Note: 'Last updated date' does NOT refer to the date when the content from embedded Queries was modified (so a page showing a query might never be modified after it is originally set up, but show data which is constantly changing). For this reason you may prefer to use the "Date below" option instead.
    • Date below – This allows you to specify a date to use.

      This could be a particular static date, or, probably more usefully, an offset from the time when the sitemap is generated – "Now minus 2 days" would tell the sitemap the contents changed two days earlier (whether that is factually accurate is not the point – this is simply to give a hint to the sitemap consumer that the page changed recently)

Reference the sitemap in Google, Bing, etc

Sitemaps in the robots.txt file

In order for the sitemap xml file to be seen, the system automatically places a reference to it at the bottom of the robots.txt file.

Where is this?
You can see this by going to the Layout Manager, Website Tree, and right clicking on the globe icon at the top of the site tree, and selecting 'Edit robots.txt'. This shows the editor for the robots.txt file (which defaults to being blank) and below that, it lists the sitemap xml urls.


Note: the name of the sitemap xml file is not 'sitemap.xml', but 'sitemap-nn.xml' where nn is a number.
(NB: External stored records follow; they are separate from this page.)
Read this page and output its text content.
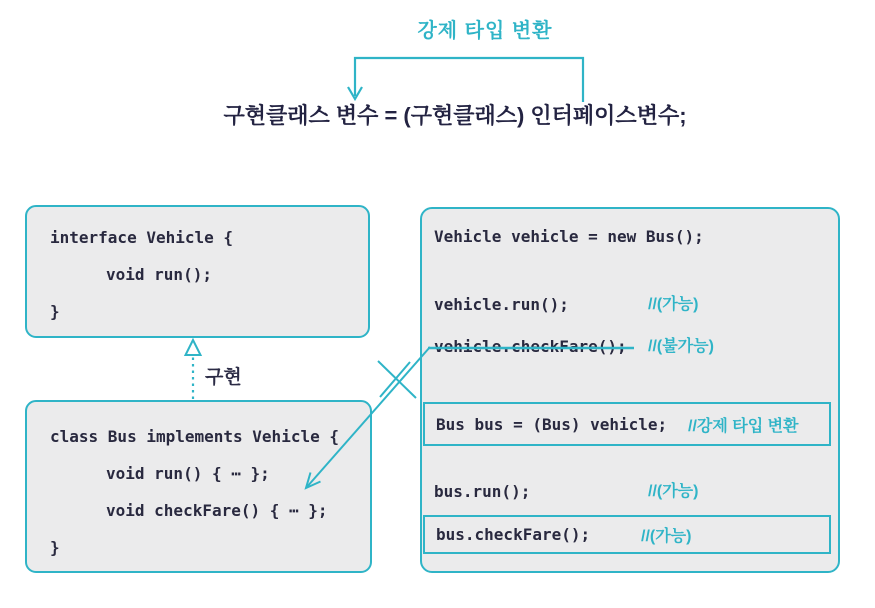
강제 타입 변환
구현클래스 변수 = (구현클래스) 인터페이스변수;
interface Vehicle {
void run();
}
구현
class Bus implements Vehicle {
void run() { ⋯ };
void checkFare() { ⋯ };
}
Vehicle vehicle = new Bus();
vehicle.run();	//(가능)
vehicle.checkFare();	//(불가능)
Bus bus = (Bus) vehicle;	//강제 타입 변환
bus.run();	//(가능)
bus.checkFare();	//(가능)
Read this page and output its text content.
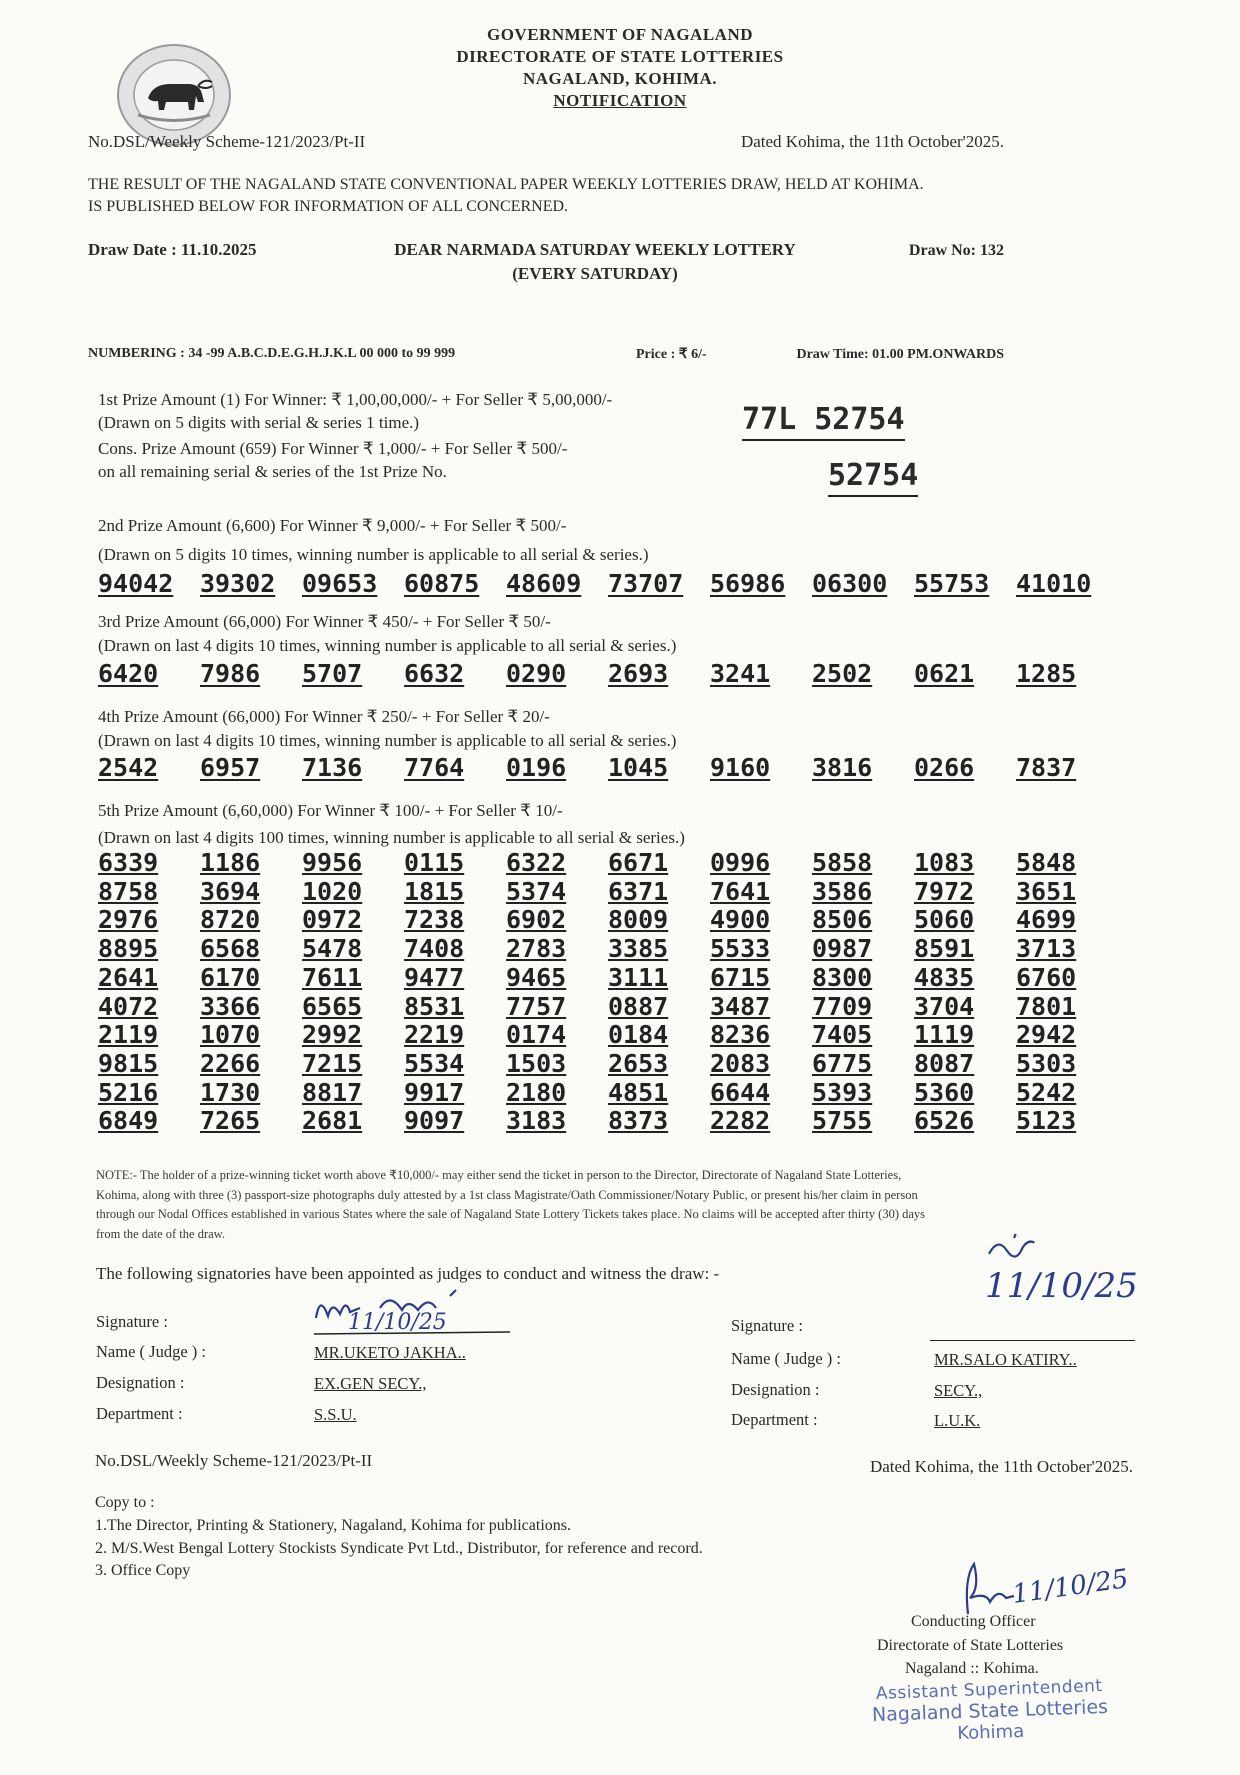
GOVERNMENT OF NAGALAND
DIRECTORATE OF STATE LOTTERIES
NAGALAND, KOHIMA.
NOTIFICATION
No.DSL/Weekly Scheme-121/2023/Pt-II	Dated Kohima, the 11th October'2025.
THE RESULT OF THE NAGALAND STATE CONVENTIONAL PAPER WEEKLY LOTTERIES DRAW, HELD AT KOHIMA.
IS PUBLISHED BELOW FOR INFORMATION OF ALL CONCERNED.
Draw Date : 11.10.2025	DEAR NARMADA SATURDAY WEEKLY LOTTERY
(EVERY SATURDAY)
Draw No: 132
NUMBERING : 34 -99 A.B.C.D.E.G.H.J.K.L 00 000 to 99 999	Price : ₹ 6/-	Draw Time: 01.00 PM.ONWARDS
1st Prize Amount (1) For Winner: ₹ 1,00,00,000/- + For Seller ₹ 5,00,000/-
(Drawn on 5 digits with serial & series 1 time.)
Cons. Prize Amount (659) For Winner ₹ 1,000/- + For Seller ₹ 500/-
on all remaining serial & series of the 1st Prize No.
77L 52754
52754
2nd Prize Amount (6,600) For Winner ₹ 9,000/- + For Seller ₹ 500/-
(Drawn on 5 digits 10 times, winning number is applicable to all serial & series.)
94042	39302	09653	60875	48609	73707	56986	06300	55753	41010
3rd Prize Amount (66,000) For Winner ₹ 450/- + For Seller ₹ 50/-
(Drawn on last 4 digits 10 times, winning number is applicable to all serial & series.)
6420	7986	5707	6632	0290	2693	3241	2502	0621	1285
4th Prize Amount (66,000) For Winner ₹ 250/- + For Seller ₹ 20/-
(Drawn on last 4 digits 10 times, winning number is applicable to all serial & series.)
2542	6957	7136	7764	0196	1045	9160	3816	0266	7837
5th Prize Amount (6,60,000) For Winner ₹ 100/- + For Seller ₹ 10/-
(Drawn on last 4 digits 100 times, winning number is applicable to all serial & series.)
6339	1186	9956	0115	6322	6671	0996	5858	1083	5848
8758	3694	1020	1815	5374	6371	7641	3586	7972	3651
2976	8720	0972	7238	6902	8009	4900	8506	5060	4699
8895	6568	5478	7408	2783	3385	5533	0987	8591	3713
2641	6170	7611	9477	9465	3111	6715	8300	4835	6760
4072	3366	6565	8531	7757	0887	3487	7709	3704	7801
2119	1070	2992	2219	0174	0184	8236	7405	1119	2942
9815	2266	7215	5534	1503	2653	2083	6775	8087	5303
5216	1730	8817	9917	2180	4851	6644	5393	5360	5242
6849	7265	2681	9097	3183	8373	2282	5755	6526	5123
NOTE:- The holder of a prize-winning ticket worth above ₹10,000/- may either send the ticket in person to the Director, Directorate of Nagaland State Lotteries,
Kohima, along with three (3) passport-size photographs duly attested by a 1st class Magistrate/Oath Commissioner/Notary Public, or present his/her claim in person
through our Nodal Offices established in various States where the sale of Nagaland State Lottery Tickets takes place. No claims will be accepted after thirty (30) days
from the date of the draw.
The following signatories have been appointed as judges to conduct and witness the draw: -	11/10/25
Signature :	11/10/25
Name ( Judge ) :	MR.UKETO JAKHA..
Designation :	EX.GEN SECY.,
Department :	S.S.U.
Signature :
Name ( Judge ) :	MR.SALO KATIRY..
Designation :	SECY.,
Department :	L.U.K.
No.DSL/Weekly Scheme-121/2023/Pt-II	Dated Kohima, the 11th October'2025.
Copy to :
1.The Director, Printing & Stationery, Nagaland, Kohima for publications.
2. M/S.West Bengal Lottery Stockists Syndicate Pvt Ltd., Distributor, for reference and record.
3. Office Copy	11/10/25
Conducting Officer
Directorate of State Lotteries
Nagaland :: Kohima.
Assistant Superintendent
Nagaland State Lotteries
Kohima
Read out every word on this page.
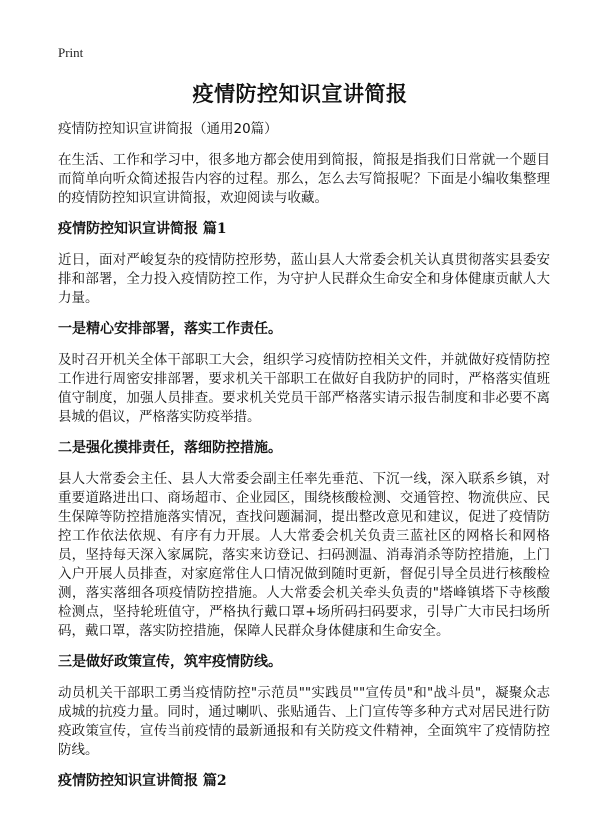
Print
疫情防控知识宣讲简报

疫情防控知识宣讲简报（通用20篇）

在生活、工作和学习中，很多地方都会使用到简报，简报是指我们日常就一个题目而简单向听众简述报告内容的过程。那么，怎么去写简报呢？下面是小编收集整理的疫情防控知识宣讲简报，欢迎阅读与收藏。

疫情防控知识宣讲简报 篇1

近日，面对严峻复杂的疫情防控形势，蓝山县人大常委会机关认真贯彻落实县委安排和部署，全力投入疫情防控工作，为守护人民群众生命安全和身体健康贡献人大力量。

一是精心安排部署，落实工作责任。

及时召开机关全体干部职工大会，组织学习疫情防控相关文件，并就做好疫情防控工作进行周密安排部署，要求机关干部职工在做好自我防护的同时，严格落实值班值守制度，加强人员排查。要求机关党员干部严格落实请示报告制度和非必要不离县城的倡议，严格落实防疫举措。

二是强化摸排责任，落细防控措施。

县人大常委会主任、县人大常委会副主任率先垂范、下沉一线，深入联系乡镇，对重要道路进出口、商场超市、企业园区，围绕核酸检测、交通管控、物流供应、民生保障等防控措施落实情况，查找问题漏洞，提出整改意见和建议，促进了疫情防控工作依法依规、有序有力开展。人大常委会机关负责三蓝社区的网格长和网格员，坚持每天深入家属院，落实来访登记、扫码测温、消毒消杀等防控措施，上门入户开展人员排查，对家庭常住人口情况做到随时更新，督促引导全员进行核酸检测，落实落细各项疫情防控措施。人大常委会机关牵头负责的"塔峰镇塔下寺核酸检测点，坚持轮班值守，严格执行戴口罩+场所码扫码要求，引导广大市民扫场所码，戴口罩，落实防控措施，保障人民群众身体健康和生命安全。

三是做好政策宣传，筑牢疫情防线。

动员机关干部职工勇当疫情防控"示范员""实践员""宣传员"和"战斗员"，凝聚众志成城的抗疫力量。同时，通过喇叭、张贴通告、上门宣传等多种方式对居民进行防疫政策宣传，宣传当前疫情的最新通报和有关防疫文件精神，全面筑牢了疫情防控防线。

疫情防控知识宣讲简报 篇2
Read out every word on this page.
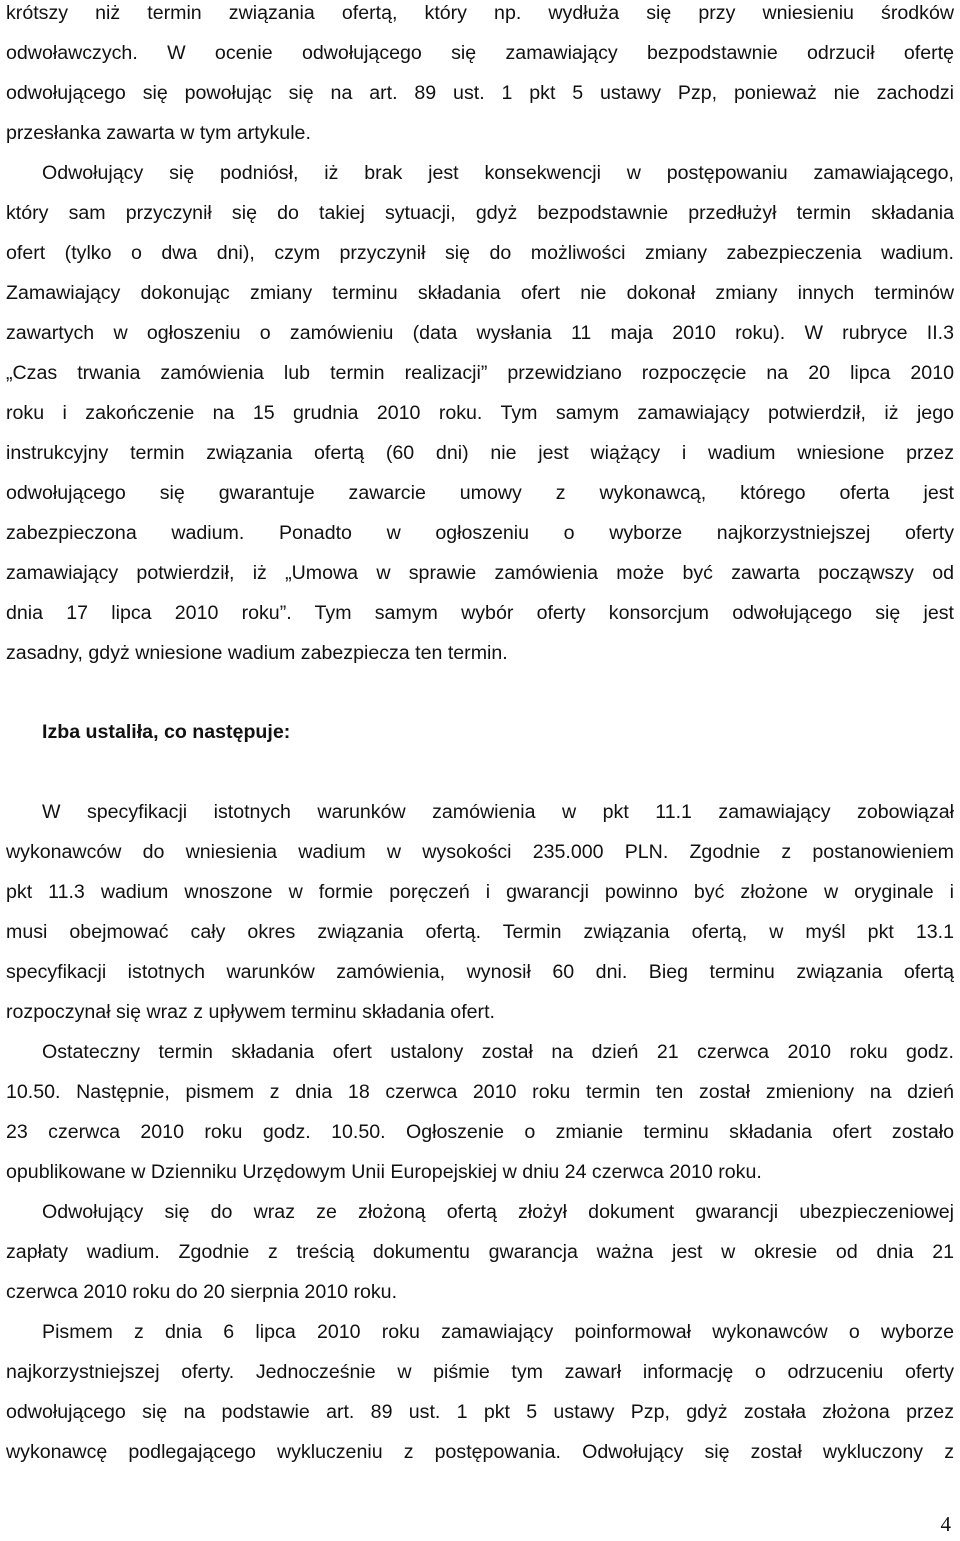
krótszy niż termin związania ofertą, który np. wydłuża się przy wniesieniu środków
odwoławczych. W ocenie odwołującego się zamawiający bezpodstawnie odrzucił ofertę
odwołującego się powołując się na art. 89 ust. 1 pkt 5 ustawy Pzp, ponieważ nie zachodzi
przesłanka zawarta w tym artykule.
Odwołujący się podniósł, iż brak jest konsekwencji w postępowaniu zamawiającego,
który sam przyczynił się do takiej sytuacji, gdyż bezpodstawnie przedłużył termin składania
ofert (tylko o dwa dni), czym przyczynił się do możliwości zmiany zabezpieczenia wadium.
Zamawiający dokonując zmiany terminu składania ofert nie dokonał zmiany innych terminów
zawartych w ogłoszeniu o zamówieniu (data wysłania 11 maja 2010 roku). W rubryce II.3
„Czas trwania zamówienia lub termin realizacji” przewidziano rozpoczęcie na 20 lipca 2010
roku i zakończenie na 15 grudnia 2010 roku. Tym samym zamawiający potwierdził, iż jego
instrukcyjny termin związania ofertą (60 dni) nie jest wiążący i wadium wniesione przez
odwołującego się gwarantuje zawarcie umowy z wykonawcą, którego oferta jest
zabezpieczona wadium. Ponadto w ogłoszeniu o wyborze najkorzystniejszej oferty
zamawiający potwierdził, iż „Umowa w sprawie zamówienia może być zawarta począwszy od
dnia 17 lipca 2010 roku”. Tym samym wybór oferty konsorcjum odwołującego się jest
zasadny, gdyż wniesione wadium zabezpiecza ten termin.
Izba ustaliła, co następuje:
W specyfikacji istotnych warunków zamówienia w pkt 11.1 zamawiający zobowiązał
wykonawców do wniesienia wadium w wysokości 235.000 PLN. Zgodnie z postanowieniem
pkt 11.3 wadium wnoszone w formie poręczeń i gwarancji powinno być złożone w oryginale i
musi obejmować cały okres związania ofertą. Termin związania ofertą, w myśl pkt 13.1
specyfikacji istotnych warunków zamówienia, wynosił 60 dni. Bieg terminu związania ofertą
rozpoczynał się wraz z upływem terminu składania ofert.
Ostateczny termin składania ofert ustalony został na dzień 21 czerwca 2010 roku godz.
10.50. Następnie, pismem z dnia 18 czerwca 2010 roku termin ten został zmieniony na dzień
23 czerwca 2010 roku godz. 10.50. Ogłoszenie o zmianie terminu składania ofert zostało
opublikowane w Dzienniku Urzędowym Unii Europejskiej w dniu 24 czerwca 2010 roku.
Odwołujący się do wraz ze złożoną ofertą złożył dokument gwarancji ubezpieczeniowej
zapłaty wadium. Zgodnie z treścią dokumentu gwarancja ważna jest w okresie od dnia 21
czerwca 2010 roku do 20 sierpnia 2010 roku.
Pismem z dnia 6 lipca 2010 roku zamawiający poinformował wykonawców o wyborze
najkorzystniejszej oferty. Jednocześnie w piśmie tym zawarł informację o odrzuceniu oferty
odwołującego się na podstawie art. 89 ust. 1 pkt 5 ustawy Pzp, gdyż została złożona przez
wykonawcę podlegającego wykluczeniu z postępowania. Odwołujący się został wykluczony z
4
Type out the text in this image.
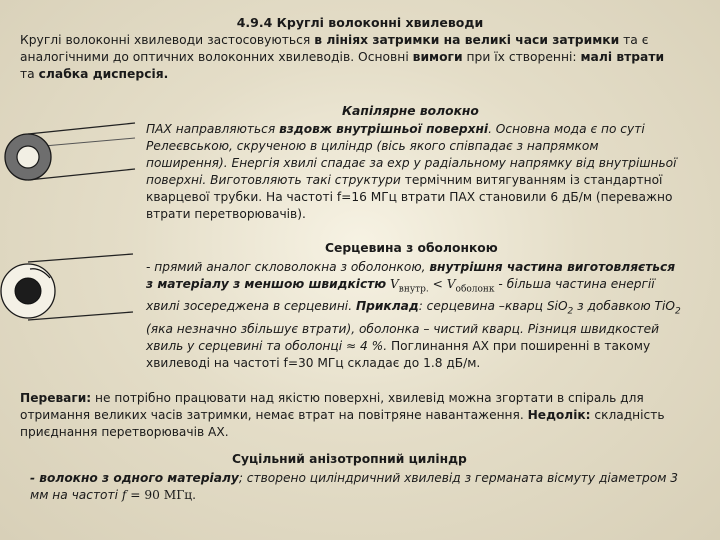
4.9.4 Круглі волоконні хвилеводи
Круглі волоконні хвилеводи застосовуються в лініях затримки на великі часи затримки та є аналогічними до оптичних волоконних хвилеводів. Основні вимоги при їх створенні: малі втрати та слабка дисперсія.
Капілярне волокно
ПАХ направляються вздовж внутрішньої поверхні. Основна мода є по суті Релеєвською, скрученою в циліндр (вісь якого співпадає з напрямком поширення). Енергія хвилі спадає за exp у радіальному напрямку від внутрішньої поверхні. Виготовляють такі структури термічним витягуванням із стандартної кварцевої трубки. На частоті f=16 МГц втрати ПАХ становили 6 дБ/м (переважно втрати перетворювачів).
Серцевина з оболонкою
- прямий аналог скловолокна з оболонкою, внутрішня частина виготовляється з матеріалу з меншою швидкістю $V_{внутр.} < V_{оболонк}$ - більша частина енергії хвилі зосереджена в серцевині. Приклад: серцевина –кварц SiO$_2$ з добавкою TiO$_2$ (яка незначно збільшує втрати), оболонка – чистий кварц. Різниця швидкостей хвиль у серцевині та оболонці ≈ 4 %. Поглинання АХ при поширенні в такому хвилеводі на частоті f=30 МГц складає до 1.8 дБ/м.
Переваги: не потрібно працювати над якістю поверхні, хвилевід можна згортати в спіраль для отримання великих часів затримки, немає втрат на повітряне навантаження. Недолік: складність приєднання перетворювачів АХ.
Суцільний анізотропний циліндр
- волокно з одного матеріалу; створено циліндричний хвилевід з германата вісмуту діаметром 3 мм на частоті f = 90 МГц.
Some third-party analysis tools assume the sitemap will be called sitemap.xml, and get upset about the different name, but that's simply because they are not following the standard, whereas Google do and will happily find the xml files - as they look for the references in the robots.txt file.

To the right of the sitemap URL is a 'Configure' link, which opens a window on the Site tree component, open at the XML Site Map preview tab.

Sitemaps and 'virtual' pages generated from Form records.

If your site contains pages which are generated from Form data, via Queries (for example a catalog of items for sale, where each category, and each product is displayed on separate pages), you will likely want to sitemap to list them all individually. To achieve this you need to get them to show in the navigation. Your Site Tree component will then pick this up, and reflect it in the sitemap xml.